Ahmed Skali: QAnon is destructive in the realms of health and politics
|Date:||08 November 2022|
Assistant Professor Ahmed Skali (FEB’s Global Economics and Management department) has always been interested in political economy and whether and how humans cooperate. Particularly, his research focuses on the interplay of culture, institutions, and human behavior. With his research Skali aims to discover what triggers the rise of destructive social movements (and linked conspiracy theories) that threaten our social and political institutions and what motivates people to participate in these movements. Together with co-authors Ho Fai Chan (Queensland University of Technology), Stephanie Rizio (FEB) and Benno Torgler (Queensland University of Technology), Skali investigates whether social distancing restrictions are met with conspiratorial backlash, and if so, why, and whether there are public health consequences.

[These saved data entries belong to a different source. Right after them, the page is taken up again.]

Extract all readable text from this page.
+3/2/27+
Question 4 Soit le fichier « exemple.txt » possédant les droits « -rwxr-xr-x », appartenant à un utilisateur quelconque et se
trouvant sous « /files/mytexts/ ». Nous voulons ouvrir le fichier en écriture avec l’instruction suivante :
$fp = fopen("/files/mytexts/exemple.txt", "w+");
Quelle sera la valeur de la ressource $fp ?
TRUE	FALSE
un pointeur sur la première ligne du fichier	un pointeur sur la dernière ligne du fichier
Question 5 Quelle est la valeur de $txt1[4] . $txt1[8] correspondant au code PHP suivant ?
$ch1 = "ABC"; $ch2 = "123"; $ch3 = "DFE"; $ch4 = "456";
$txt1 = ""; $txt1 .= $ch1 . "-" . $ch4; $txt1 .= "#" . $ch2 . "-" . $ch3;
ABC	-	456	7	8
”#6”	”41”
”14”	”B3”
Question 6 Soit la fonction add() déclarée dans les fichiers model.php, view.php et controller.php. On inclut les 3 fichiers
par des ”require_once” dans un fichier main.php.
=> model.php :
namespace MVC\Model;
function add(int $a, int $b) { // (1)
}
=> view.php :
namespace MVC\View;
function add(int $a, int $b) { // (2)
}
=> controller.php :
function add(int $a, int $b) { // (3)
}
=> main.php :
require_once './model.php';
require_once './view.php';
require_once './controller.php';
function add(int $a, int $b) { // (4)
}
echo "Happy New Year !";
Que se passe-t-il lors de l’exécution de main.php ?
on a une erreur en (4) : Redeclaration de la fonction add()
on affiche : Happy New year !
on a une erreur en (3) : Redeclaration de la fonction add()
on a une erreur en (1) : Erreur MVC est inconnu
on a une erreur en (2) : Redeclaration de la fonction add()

With the qualifier that this is work in progress, the most important thing Skali and co-authors found so far is that, in 2020, the announcement of social distancing measures in the United States led to a sharp rise in people searching for QAnon on Google. ‘People appear to respond very negatively to restrictions on civil liberties. In isolation, skepticism of authority is a good thing: we are not advocating that people should just do as they are told. Evidence-based skepticism should for sure be encouraged’, the assistant professor states. But that is not what happened: people turned in large numbers towards a set of conspiratorial ideas whose original claim to fame was that Democrat politicians ran a satanic-pedophile child trafficking ring from the basement of a pizzeria in Washington DC. Skali: ‘There is zero evidence for that. Of course, searching for a conspiracy theory is not the same as believing it, but we also show that Google searches for non-mainstream political ideas predict actual voting behavior. So, there is cause for concern here.’
Distrust in medical institutions
Though they cannot say for certain, Skali and co-authors think these results are transferable to conspiracy theories and other types of health misinformation regarding other diseases. ‘Perhaps the single defining message of QAnon in its relation to COVID-19 is that the whole pandemic is a scam orchestrated by shadowy elites in order to remove civil liberties. If one accepts that message, then one’s trust in government and medical institutions is damaged for some time. We think this could likely lead to distrust of COVID-19 vaccines, which then might become distrust of vaccines in general.’ In this light, It is interesting to note that QAnon turned out to be quite popular among the wellness and spirituality community, as an example from California illustrates, where distrust of evidence-based medicine was already high.
The assistant professor emphasizes that it is very important to understand what triggers the rise of destructive social movements. ‘While we must stress that this result is correlational, we show that QAnon can explain approximately 7,500 deaths in the United States alone between the period March – May 2020. Again, we have no way to isolate causality, but it is not far-fetched to think that, if you believe the pandemic is a scam, you do not practice any form of social distancing or additional hygiene. Beyond health, QAnon has also been destructive in the political realm: the Capitol attack of January 6, 2021, where the QAnon shaman featured prominently, should serve as a stark reminder of just how destructive false beliefs can be.
Bill Gates, Google and social media
An interesting detail Skali and colleagues discovered from their research is that Bill Gates has never been as ‘popular’ (most searched for), in the entire history of Google searches (from 2004 onwards), as he was immediately after social distancing measures were introduced. ‘That is because Bill Gates is an often-targeted scapegoat of QAnon and other conspiracy theories, with various claims ranging from micro-chipping all of humanity to forced sterilizations. Even someone who spends as much time under the public eye as Gates can come under much more intense scrutiny when rumors are spread about them.’
Studying whether and how humans cooperate has been a research focus of Skali and his co-authors for a long time now. When early in the pandemic, they saw signs on social media (and in the physical world, in Australia) that a non-trivial number of people did not seem keen to cooperate with the various health measures, they wanted to understand this on a deeper level. ’Indeed some did not appear to believe there was a significant health crisis at all. Then we came across media reports talking about the stance of QAnon vis-à-vis COVID-19, and we thought: how can we know what people are thinking? The answer was: ask Google.’
Global health outcomes
As we live in a globalized world, Skali would like to further investigate the health outcomes QAnon had on a global level in the pandemic. ‘While we have some preliminary results that show that interest in QAnon rose around the world, we do not yet know if health outcomes were also affected. Early in the pandemic, protesters in Australia chanted “arrest Bill Gates”; here in the Netherlands, I have seen people at Albert Heijn walking around without a mask (when it was compulsory) loudly saying “Er is geen pandemie” (There is no pandemic). The reach of these ideas is thus clearly global and there is much we need to understand.’